Segundo o fisiologista João Paulo Pereira Rosa, integrante da equipe de Marco Túlio Mello, os óculos e a luva precisam de dias seguidos de utilização para começarem a apresentar resultados. “São mais ou menos três dias para começarem a produzir algum efeito. É um trabalho que mexe com os gatilhos do sono, tudo para que os nadadores estejam alertas”, afirmou.

Além da natação, outras equipes brasileiras presentes no Rio também devem utilizar as tecnologias para regular o sono. No caso do atletismo e do vôlei, o intuito também é de manter os atletas acordados até tarde. O handebol é o inverso, pois parte dos jogos será logo pela manhã.

PROJETO – O desafio da equipe de fisiologistas se tornou tão grande quanto será dos atletas nas piscinas, quadras e pistas. Até o momento, não havia nenhum estudo para resolver os horários alternativos no esporte.
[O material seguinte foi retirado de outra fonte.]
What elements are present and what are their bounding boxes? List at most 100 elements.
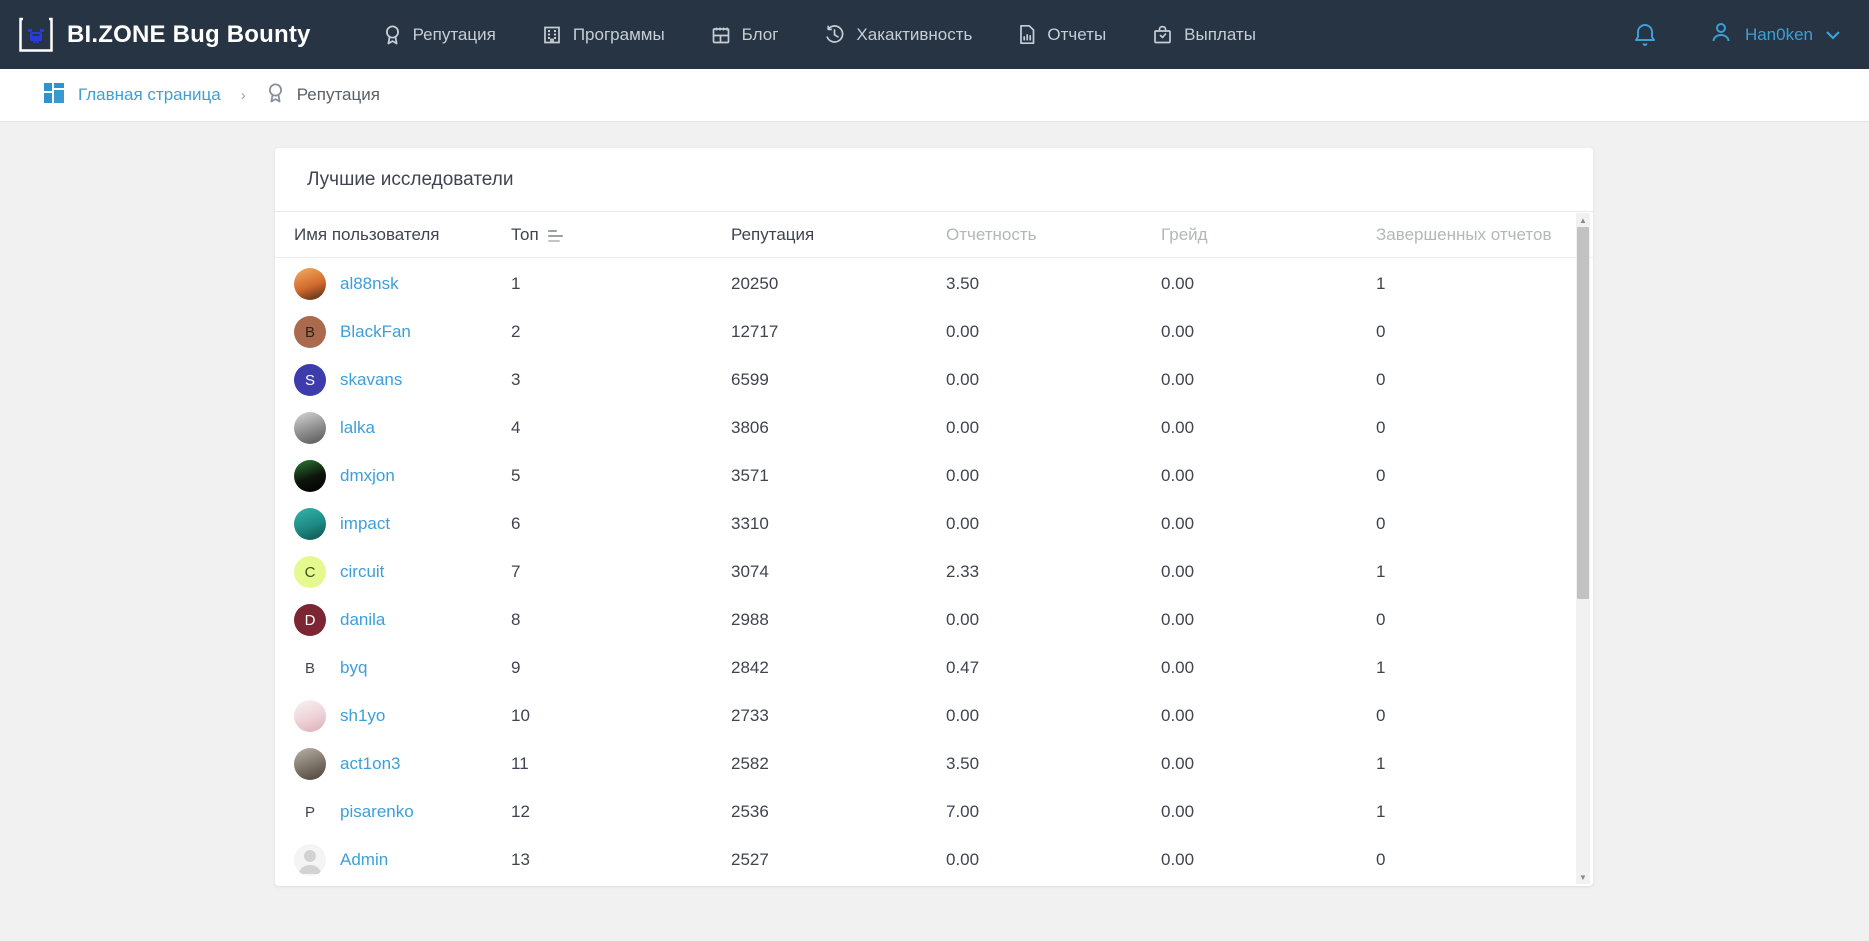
avatar: P (294, 796, 326, 828)
nav-item-label: Блог (742, 25, 779, 45)
reporting-value: 0.00 (946, 322, 1161, 342)
scroll-down-arrow[interactable]: ▼ (1576, 870, 1590, 884)
reputation-value: 3571 (731, 466, 946, 486)
top-value: 10 (511, 706, 731, 726)
medal-icon (266, 82, 285, 109)
notifications-bell-icon[interactable] (1633, 22, 1657, 48)
username-link[interactable]: lalka (340, 418, 375, 438)
table-row[interactable]: B byq 9 2842 0.47 0.00 1 (275, 644, 1593, 692)
username-link[interactable]: byq (340, 658, 367, 678)
bizone-logo-icon (17, 16, 55, 54)
table-row[interactable]: dmxjon 5 3571 0.00 0.00 0 (275, 452, 1593, 500)
sort-icon[interactable] (548, 230, 563, 242)
payments-icon (1152, 25, 1173, 45)
username-link[interactable]: Admin (340, 850, 388, 870)
nav-item-history[interactable]: Хакактивность (824, 24, 972, 45)
table-row[interactable]: P pisarenko 12 2536 7.00 0.00 1 (275, 788, 1593, 836)
nav-item-building[interactable]: Программы (542, 25, 665, 45)
nav-item-payments[interactable]: Выплаты (1152, 25, 1256, 45)
completed-value: 0 (1376, 370, 1569, 390)
top-value: 9 (511, 658, 731, 678)
breadcrumb-current-label: Репутация (297, 85, 380, 105)
table-row[interactable]: S skavans 3 6599 0.00 0.00 0 (275, 356, 1593, 404)
reputation-value: 2536 (731, 802, 946, 822)
chevron-down-icon (1825, 25, 1841, 45)
account-menu[interactable]: Han0ken (1709, 20, 1841, 49)
building-icon (542, 25, 562, 45)
column-header-label: Топ (511, 225, 539, 245)
username-link[interactable]: skavans (340, 370, 402, 390)
table-row[interactable]: Admin 13 2527 0.00 0.00 0 (275, 836, 1593, 884)
completed-value: 1 (1376, 274, 1569, 294)
avatar: D (294, 604, 326, 636)
username-link[interactable]: impact (340, 514, 390, 534)
breadcrumb-home-link[interactable]: Главная страница (78, 85, 221, 105)
table-row[interactable]: act1on3 11 2582 3.50 0.00 1 (275, 740, 1593, 788)
column-header-label: Грейд (1161, 225, 1208, 245)
breadcrumb: Главная страница › Репутация (0, 69, 1869, 122)
username-link[interactable]: pisarenko (340, 802, 414, 822)
grade-value: 0.00 (1161, 658, 1376, 678)
table-row[interactable]: B BlackFan 2 12717 0.00 0.00 0 (275, 308, 1593, 356)
reporting-value: 0.00 (946, 370, 1161, 390)
history-icon (824, 24, 845, 45)
reporting-value: 0.00 (946, 418, 1161, 438)
column-header: Репутация (731, 225, 946, 245)
medal-icon (383, 24, 402, 46)
username-link[interactable]: act1on3 (340, 754, 401, 774)
table-row[interactable]: impact 6 3310 0.00 0.00 0 (275, 500, 1593, 548)
nav-item-label: Хакактивность (856, 25, 972, 45)
username-link[interactable]: al88nsk (340, 274, 399, 294)
nav-item-blog[interactable]: Блог (711, 25, 779, 45)
username-link[interactable]: dmxjon (340, 466, 395, 486)
grade-value: 0.00 (1161, 274, 1376, 294)
column-header[interactable]: Топ (511, 225, 731, 245)
avatar (294, 268, 326, 300)
account-username: Han0ken (1745, 25, 1813, 45)
grade-value: 0.00 (1161, 610, 1376, 630)
reputation-value: 2582 (731, 754, 946, 774)
completed-value: 0 (1376, 850, 1569, 870)
grade-value: 0.00 (1161, 850, 1376, 870)
table-row[interactable]: al88nsk 1 20250 3.50 0.00 1 (275, 260, 1593, 308)
nav-item-report[interactable]: Отчеты (1018, 24, 1106, 45)
table-row[interactable]: C circuit 7 3074 2.33 0.00 1 (275, 548, 1593, 596)
top-value: 2 (511, 322, 731, 342)
scrollbar-thumb[interactable] (1577, 227, 1589, 599)
avatar: B (294, 652, 326, 684)
reputation-value: 3806 (731, 418, 946, 438)
top-value: 5 (511, 466, 731, 486)
reporting-value: 3.50 (946, 274, 1161, 294)
vertical-scrollbar[interactable]: ▲ ▼ (1576, 213, 1590, 884)
brand-logo[interactable]: BI.ZONE Bug Bounty (17, 16, 311, 54)
username-link[interactable]: sh1yo (340, 706, 385, 726)
reporting-value: 0.00 (946, 850, 1161, 870)
avatar (294, 412, 326, 444)
table-row[interactable]: D danila 8 2988 0.00 0.00 0 (275, 596, 1593, 644)
column-header-label: Отчетность (946, 225, 1037, 245)
username-link[interactable]: BlackFan (340, 322, 411, 342)
nav-item-medal[interactable]: Репутация (383, 24, 496, 46)
reputation-value: 2733 (731, 706, 946, 726)
column-header-label: Репутация (731, 225, 814, 245)
brand-title: BI.ZONE Bug Bounty (67, 21, 311, 49)
home-grid-icon (44, 83, 64, 108)
username-link[interactable]: danila (340, 610, 385, 630)
scroll-up-arrow[interactable]: ▲ (1576, 213, 1590, 227)
card-title: Лучшие исследователи (307, 169, 513, 191)
completed-value: 0 (1376, 610, 1569, 630)
column-header: Отчетность (946, 225, 1161, 245)
top-value: 3 (511, 370, 731, 390)
top-navigation: BI.ZONE Bug Bounty Репутация Программы Бло… (0, 0, 1869, 69)
top-value: 7 (511, 562, 731, 582)
avatar: C (294, 556, 326, 588)
person-placeholder-icon (294, 844, 326, 876)
main-menu: Репутация Программы Блог Хакактивность Отчет… (383, 24, 1256, 46)
top-value: 4 (511, 418, 731, 438)
table-row[interactable]: sh1yo 10 2733 0.00 0.00 0 (275, 692, 1593, 740)
completed-value: 0 (1376, 322, 1569, 342)
column-header-label: Имя пользователя (294, 225, 440, 245)
username-link[interactable]: circuit (340, 562, 384, 582)
scrollbar-track[interactable] (1576, 227, 1590, 870)
table-row[interactable]: lalka 4 3806 0.00 0.00 0 (275, 404, 1593, 452)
Os resultados obtidos com os atletas brasileiros serão apresentados no ICSEMIS (sigla em inglês para a Convenção Internacional de Ciência, Educação e Medicina no Esporte), que será realizado no final de agosto em Santos. “Para estas modalidades vai ser difícil de esperar por recordes mundiais. Pode até acontecer, mas vai ser difícil”, afirmou Mello.